Ils soutiennent que :
- les arrêtés attaqués ont été pris par une autorité incompétente ;
- le préfet n'a pas procédé à un examen personnel de leur situation ;
- les décisions portant obligation de quitter le territoire français et fixant le délai de départ volontaire ne sont pas motivées en méconnaissance des dispositions de l'article 12 de la directive n° 2008/115 du 16 décembre 2008 ;
- l'article L. 511-1 II du code de l'entrée et du séjour des étrangers et du droit d'asile n'est pas conforme au regard des dispositions des articles 7 et 8 de la directive n° 2008/115 du 16 décembre 2008 et le préfet n'a pas expliqué les raisons justifiant qu'il ne soit pas dérogé au délai de trente jours ;
- le préfet a commis une erreur manifeste d'appréciation des conséquences de ces décisions sur leur situation personnelle ; ils résident en France depuis 4 ans et souffrent de problèmes de santé invalidants ;
- ils n'ont pas pu présenter leurs observations, en méconnaissance du principe général du droit de l'Union européenne et de l'article 41-2 de la charte des droits fondamentaux de l'Union européenne ;
- les arrêtés attaqués méconnaissent les dispositions de l'article L. 313-11 11° du code de l'entrée et du séjour des étrangers et du droit d'asile ; les intéressés souffrent de diverses pathologies pour lesquelles ils ne peuvent avoir accès à un traitement approprié dans leur pays d'origine ;
- les arrêtés attaqués méconnaissent les dispositions de l'article 8 de la convention européenne de sauvegarde des droits de l'homme et des libertés fondamentales et de l'article L. 313-11 7° du code de l'entrée et du séjour des étrangers et du droit d'asile ;
- il n'est pas établi qu'ils soient légalement admissibles en Russie et en Azerbaïdjan ;
- les arrêtés attaqués méconnaissent l'article 3 de la convention européenne de sauvegarde des droits de l'homme et des libertés fondamentales ; ils risquent d'être soumis à des traitements inhumains ou dégradants en cas de retour dans leur pays d'origine.
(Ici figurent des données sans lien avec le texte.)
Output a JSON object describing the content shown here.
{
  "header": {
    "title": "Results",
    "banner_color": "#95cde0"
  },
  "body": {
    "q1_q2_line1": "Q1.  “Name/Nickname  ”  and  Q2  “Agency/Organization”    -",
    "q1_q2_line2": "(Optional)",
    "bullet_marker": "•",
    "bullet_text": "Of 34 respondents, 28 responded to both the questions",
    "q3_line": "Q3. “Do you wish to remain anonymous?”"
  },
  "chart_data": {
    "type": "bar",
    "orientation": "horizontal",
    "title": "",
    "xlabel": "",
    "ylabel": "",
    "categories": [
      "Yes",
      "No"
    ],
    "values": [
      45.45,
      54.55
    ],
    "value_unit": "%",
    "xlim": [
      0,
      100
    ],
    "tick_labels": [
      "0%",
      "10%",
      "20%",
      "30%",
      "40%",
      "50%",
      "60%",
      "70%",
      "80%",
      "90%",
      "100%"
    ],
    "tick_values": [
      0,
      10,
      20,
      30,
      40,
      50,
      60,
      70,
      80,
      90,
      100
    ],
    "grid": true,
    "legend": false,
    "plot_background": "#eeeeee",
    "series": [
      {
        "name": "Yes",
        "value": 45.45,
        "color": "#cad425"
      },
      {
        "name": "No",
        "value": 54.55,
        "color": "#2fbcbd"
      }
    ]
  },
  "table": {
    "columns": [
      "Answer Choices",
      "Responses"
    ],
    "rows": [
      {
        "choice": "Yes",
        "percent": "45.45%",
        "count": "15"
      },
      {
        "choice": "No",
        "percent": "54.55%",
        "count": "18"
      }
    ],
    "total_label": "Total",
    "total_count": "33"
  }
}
Par un mémoire en défense enregistré le 1er décembre 2017, le préfet de Meurthe-et-Moselle conclut au rejet de la requête .
Il fait valoir qu'aucun des moyens soulevés par M. E...et Mme D... n'est fondé.
M. E...et Mme D...ont été admis au bénéfice de l'aide juridictionnelle totale par décisions du bureau d'aide juridictionnelle de Nancy du 19 octobre 2017.
Vu :
- les autres pièces du dossier.
Vu :
- la convention européenne de sauvegarde des droits de l'homme et des libertés fondamentales ;
- le code des relations entre le public et l'administration ;
- la loi n° 91-647 du 10 juillet 1991 ;
- le code de l'entrée et du séjour des étrangers et du droit d'asile ;
- le code de justice administrative.
Le président de la formation de jugement a dispensé le rapporteur public, sur sa proposition, de prononcer des conclusions à l'audience.
Les parties ont été régulièrement averties du jour de l'audience.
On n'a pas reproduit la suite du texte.